\( X \) is a normally distributed random variable with mean 74 and standard deviation 22 . What is the probability that \( X \) is between 8 and 96 ? Use the \( 0.68-0.95-0.997 \) rule and write your answer as a decimal. Round to the nearest thousandth if necessary.

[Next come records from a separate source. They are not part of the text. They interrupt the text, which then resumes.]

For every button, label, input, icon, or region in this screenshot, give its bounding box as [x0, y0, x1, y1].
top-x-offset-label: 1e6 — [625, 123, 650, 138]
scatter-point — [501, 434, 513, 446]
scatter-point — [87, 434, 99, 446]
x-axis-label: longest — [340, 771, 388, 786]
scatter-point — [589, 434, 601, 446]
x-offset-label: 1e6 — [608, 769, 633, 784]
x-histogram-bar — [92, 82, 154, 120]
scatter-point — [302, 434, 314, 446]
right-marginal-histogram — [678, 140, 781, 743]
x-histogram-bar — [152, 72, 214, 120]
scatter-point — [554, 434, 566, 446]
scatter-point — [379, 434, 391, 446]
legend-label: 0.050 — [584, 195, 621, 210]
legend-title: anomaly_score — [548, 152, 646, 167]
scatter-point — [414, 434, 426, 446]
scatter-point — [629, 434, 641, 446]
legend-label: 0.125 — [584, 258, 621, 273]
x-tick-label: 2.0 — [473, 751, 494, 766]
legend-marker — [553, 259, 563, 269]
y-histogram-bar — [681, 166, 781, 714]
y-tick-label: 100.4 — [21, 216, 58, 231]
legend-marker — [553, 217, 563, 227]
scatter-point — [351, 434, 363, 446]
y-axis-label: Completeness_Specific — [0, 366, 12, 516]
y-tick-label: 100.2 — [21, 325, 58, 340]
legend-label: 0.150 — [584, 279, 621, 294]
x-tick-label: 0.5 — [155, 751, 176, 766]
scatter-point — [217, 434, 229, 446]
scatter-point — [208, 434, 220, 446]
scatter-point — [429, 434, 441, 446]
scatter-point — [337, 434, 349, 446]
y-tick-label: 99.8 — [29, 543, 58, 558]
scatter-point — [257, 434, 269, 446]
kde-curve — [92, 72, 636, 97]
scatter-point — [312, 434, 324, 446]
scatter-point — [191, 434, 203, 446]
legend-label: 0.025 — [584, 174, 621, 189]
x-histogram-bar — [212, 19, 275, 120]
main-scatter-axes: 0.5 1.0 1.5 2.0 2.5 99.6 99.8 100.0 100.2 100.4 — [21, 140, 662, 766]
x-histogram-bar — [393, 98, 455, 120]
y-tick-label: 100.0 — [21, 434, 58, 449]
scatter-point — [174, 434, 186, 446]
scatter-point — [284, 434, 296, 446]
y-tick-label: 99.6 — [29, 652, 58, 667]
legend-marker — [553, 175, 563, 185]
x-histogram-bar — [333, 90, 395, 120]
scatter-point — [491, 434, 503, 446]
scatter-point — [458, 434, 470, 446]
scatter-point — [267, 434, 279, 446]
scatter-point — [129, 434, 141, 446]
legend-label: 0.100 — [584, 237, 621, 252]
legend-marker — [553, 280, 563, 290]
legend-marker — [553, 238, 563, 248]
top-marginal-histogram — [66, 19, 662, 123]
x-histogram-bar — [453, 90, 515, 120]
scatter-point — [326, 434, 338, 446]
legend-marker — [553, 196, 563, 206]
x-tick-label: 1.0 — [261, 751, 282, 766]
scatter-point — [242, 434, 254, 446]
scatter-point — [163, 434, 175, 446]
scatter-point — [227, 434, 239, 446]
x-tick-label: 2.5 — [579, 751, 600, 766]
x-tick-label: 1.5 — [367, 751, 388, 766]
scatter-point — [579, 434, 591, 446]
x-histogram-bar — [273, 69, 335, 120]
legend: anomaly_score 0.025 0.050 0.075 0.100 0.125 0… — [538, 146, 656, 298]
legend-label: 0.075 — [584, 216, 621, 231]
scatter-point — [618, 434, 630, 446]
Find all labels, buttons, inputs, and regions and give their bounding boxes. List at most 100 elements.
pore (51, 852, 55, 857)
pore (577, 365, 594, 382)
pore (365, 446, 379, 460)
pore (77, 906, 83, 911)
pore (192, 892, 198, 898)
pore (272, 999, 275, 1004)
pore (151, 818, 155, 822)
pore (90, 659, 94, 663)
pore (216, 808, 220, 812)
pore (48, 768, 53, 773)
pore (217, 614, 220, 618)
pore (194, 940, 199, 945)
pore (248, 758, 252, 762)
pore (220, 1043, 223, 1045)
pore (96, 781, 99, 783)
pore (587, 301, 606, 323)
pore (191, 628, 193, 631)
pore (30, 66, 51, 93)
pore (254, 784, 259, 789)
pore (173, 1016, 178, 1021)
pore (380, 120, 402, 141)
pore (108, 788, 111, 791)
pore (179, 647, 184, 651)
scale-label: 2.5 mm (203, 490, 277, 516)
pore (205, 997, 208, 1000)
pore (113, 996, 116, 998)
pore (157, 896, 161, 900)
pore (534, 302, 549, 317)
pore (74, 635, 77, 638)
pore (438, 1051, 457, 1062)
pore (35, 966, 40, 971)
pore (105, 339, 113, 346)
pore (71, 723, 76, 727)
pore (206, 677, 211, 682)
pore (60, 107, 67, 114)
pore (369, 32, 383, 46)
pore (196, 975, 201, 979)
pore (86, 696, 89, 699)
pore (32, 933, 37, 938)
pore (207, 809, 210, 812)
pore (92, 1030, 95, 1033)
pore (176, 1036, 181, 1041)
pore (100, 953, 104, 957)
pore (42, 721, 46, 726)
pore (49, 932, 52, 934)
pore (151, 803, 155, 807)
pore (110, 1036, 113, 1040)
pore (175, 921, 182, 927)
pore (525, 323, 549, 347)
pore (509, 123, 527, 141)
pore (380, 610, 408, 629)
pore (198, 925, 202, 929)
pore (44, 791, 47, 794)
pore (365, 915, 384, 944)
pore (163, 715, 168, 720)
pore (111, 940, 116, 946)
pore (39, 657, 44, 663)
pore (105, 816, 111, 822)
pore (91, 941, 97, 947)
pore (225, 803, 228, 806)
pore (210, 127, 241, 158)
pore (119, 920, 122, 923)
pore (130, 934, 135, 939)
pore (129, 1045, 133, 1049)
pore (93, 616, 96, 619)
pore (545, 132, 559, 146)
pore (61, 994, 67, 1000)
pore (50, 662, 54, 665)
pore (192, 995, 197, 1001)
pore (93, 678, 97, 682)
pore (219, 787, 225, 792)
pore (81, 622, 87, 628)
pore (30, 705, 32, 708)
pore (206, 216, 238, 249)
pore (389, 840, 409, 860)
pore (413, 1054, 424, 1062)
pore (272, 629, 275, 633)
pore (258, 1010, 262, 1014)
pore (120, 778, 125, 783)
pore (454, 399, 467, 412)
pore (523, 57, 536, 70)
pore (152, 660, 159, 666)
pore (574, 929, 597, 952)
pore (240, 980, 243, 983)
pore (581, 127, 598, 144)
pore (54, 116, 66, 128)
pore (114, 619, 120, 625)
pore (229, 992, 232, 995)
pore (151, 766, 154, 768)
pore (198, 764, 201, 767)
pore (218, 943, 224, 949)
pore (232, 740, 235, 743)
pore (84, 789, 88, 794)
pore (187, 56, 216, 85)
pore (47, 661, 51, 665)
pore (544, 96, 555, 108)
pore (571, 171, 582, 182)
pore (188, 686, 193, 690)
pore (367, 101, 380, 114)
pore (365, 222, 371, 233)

To determine the probability that a normally distributed random variable \( X \) with mean \( \mu = 74 \) and standard deviation \( \sigma = 22 \) falls between 8 and 96, we'll use the **68-95-99.7 (Empirical) Rule**. ### Step 1: Standardize the Interval First, convert the values 8 and 96 to their corresponding **z-scores**: \[ z = \frac{X - \mu}{\sigma} \] - For \( X = 8 \): \[ z = \frac{8 - 74}{22} = \frac{-66}{22} = -3 \] - For \( X = 96 \): \[ z = \frac{96 - 74}{22} = \frac{22}{22} = 1 \] So, we're looking for \( P(-3 \leq Z \leq 1) \). ### Step 2: Apply the Empirical Rule The Empirical Rule states: - **68%** of data lies within **±1σ**, - **95%** within **±2σ**, - **99.7%** within **±3σ**. Using this: - \( P(-3 \leq Z \leq 3) = 99.7\% \) - \( P(-1 \leq Z \leq 1) = 68\% \) - \( P(Z \leq -3) = 0.15\% \) (since half of the remaining 0.3% lies below -3σ) Now, to find \( P(-3 \leq Z \leq 1) \): \[ P(-3 \leq Z \leq 1) = P(Z \leq 1) - P(Z < -3) \] \[ P(Z \leq 1) = 84\% \quad \text{(50\% below mean + 34\% within +1σ)} \] \[ P(Z < -3) = 0.15\% \] \[ P(-3 \leq Z \leq 1) = 84\% - 0.15\% = 83.85\% \] ### Step 3: Convert to Decimal \[ 83.85\% = 0.8385 \] Rounded to the nearest thousandth: \[ 0.839 \] **Final Answer:** The probability is approximately **0.839**.